On en sort avec un sentiment très positif. C’est clair que la prochaine partie sera plus maîtrisée, voir un joueur s’envoler avec 19 pts d’un coup ne devrait pas être aussi simple, mais ce n’est lié qu’à la qualité des joueurs et à leurs choix (et parfois sacrifice). Mais il y a énormément de possibilités, ce qui a engendré de grandes réflexions (de l’AP évidemment) selon les coups que l’on voit et ceux que l’on devine (vive les surprises 😊 ). Cela étant teinté d’une part de hasard, dans le tirage des cartes de chaque joueur pour la manche et surtout les dés d’attaque. Mais l’impression de pouvoir toujours avoir une part de contrôle ne donne pas le champs libre au hasard pur. La gestion des objectifs, la force du premier joueur, le nombre d’actions, cela donne tellement de choses à prioriser et à envisager que cela en est grisant. Le temps de jeu risque d’être variable (selon les manches) et peut diminuer avec l’expérience (sur la boite de base en tout cas), mais je compterais certainement sur du 30 à 40 minutes par manche, soit du 90-200 minutes au total (selon les cas et joueurs)… Ouch…

J’ai passé outre une part des règles pourtant hyper importantes dans le jeu telles que : Les actions bonus en défaussant des ressources / La gestion du Stock / Le pillage des ressources et cartes / La punition pour les joueurs détruisant des villes / Les cartes Vox vs Guildes / La prise des cartes suite à une destruction de ville,… Cela pour vous expliquer qu’il y a énormément d’options et d’impact dans ses choix afin de dédouaner ceux qui pensent trop avant de jouer.
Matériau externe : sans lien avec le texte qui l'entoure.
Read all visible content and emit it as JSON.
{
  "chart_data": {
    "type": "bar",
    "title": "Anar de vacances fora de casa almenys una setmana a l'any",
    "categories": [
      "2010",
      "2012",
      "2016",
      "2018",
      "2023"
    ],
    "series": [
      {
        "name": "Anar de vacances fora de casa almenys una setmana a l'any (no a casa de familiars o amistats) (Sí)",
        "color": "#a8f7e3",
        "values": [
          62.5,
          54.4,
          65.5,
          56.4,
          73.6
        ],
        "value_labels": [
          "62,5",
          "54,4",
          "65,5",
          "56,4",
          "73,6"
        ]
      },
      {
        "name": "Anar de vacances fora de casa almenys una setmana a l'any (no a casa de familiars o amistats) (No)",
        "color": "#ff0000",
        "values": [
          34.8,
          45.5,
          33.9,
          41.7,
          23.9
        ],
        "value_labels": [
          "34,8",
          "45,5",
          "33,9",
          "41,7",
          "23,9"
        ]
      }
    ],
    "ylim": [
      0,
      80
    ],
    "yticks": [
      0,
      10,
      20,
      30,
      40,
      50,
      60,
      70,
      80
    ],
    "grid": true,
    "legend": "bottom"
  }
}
Niveau sentiment et comparaison avec les autres jeux de Cole, j’ai l’impression que l’on est dans un mix entre Root (mais en plus épuré) et Oath (pour sa partie objectif variable). Le tout teinté d’un sentiment de Pax Renaissance où l’on doit apprendre à donner un poids aux cartes disponibles en utilisant peu d’actions réelles à chaque tour. J’ai détesté Root (trop long à expliquer, des clans trop déséquilibrés à mon goût) et j’avais vraiment peur d’être proche de cela. Heureusement, la simplification et la proximité avec Pax et Oath (que j’ai adoré) m’on donné le sentiment positif sur l’ensemble et le désir d’y revenir vite. Tant et tellement que je me suis retrouvé à 1h30 à ouvrir la boîte d’extension pour me faire une idée de ce qu’elle apportera (la réponse est entre autre un mode campagne et une floppée de nouvelles règles comme deviné). Son livre de règle est déjà posé sur ma table de chevet et j’espère que mes joueurs trouveront le temps à investir pour tester ce mode avancé, car cela prendra sans aucun doute 4 heures et plus pour chacune d’entre elles. Si vous ne vous voyez pas prendre autant de temps pour un jeu, arrêtez-vous à la boite de base, cela vous donnera assez de plaisir et d’histoires à raconter pour un temps déjà conséquent ! En tout cas, pour ma part j’approuve ! Merci à Cole Wehrle de continuer à nous proposer de tels jeux innovants et Leder Games d’y croire assez pour les voir exister !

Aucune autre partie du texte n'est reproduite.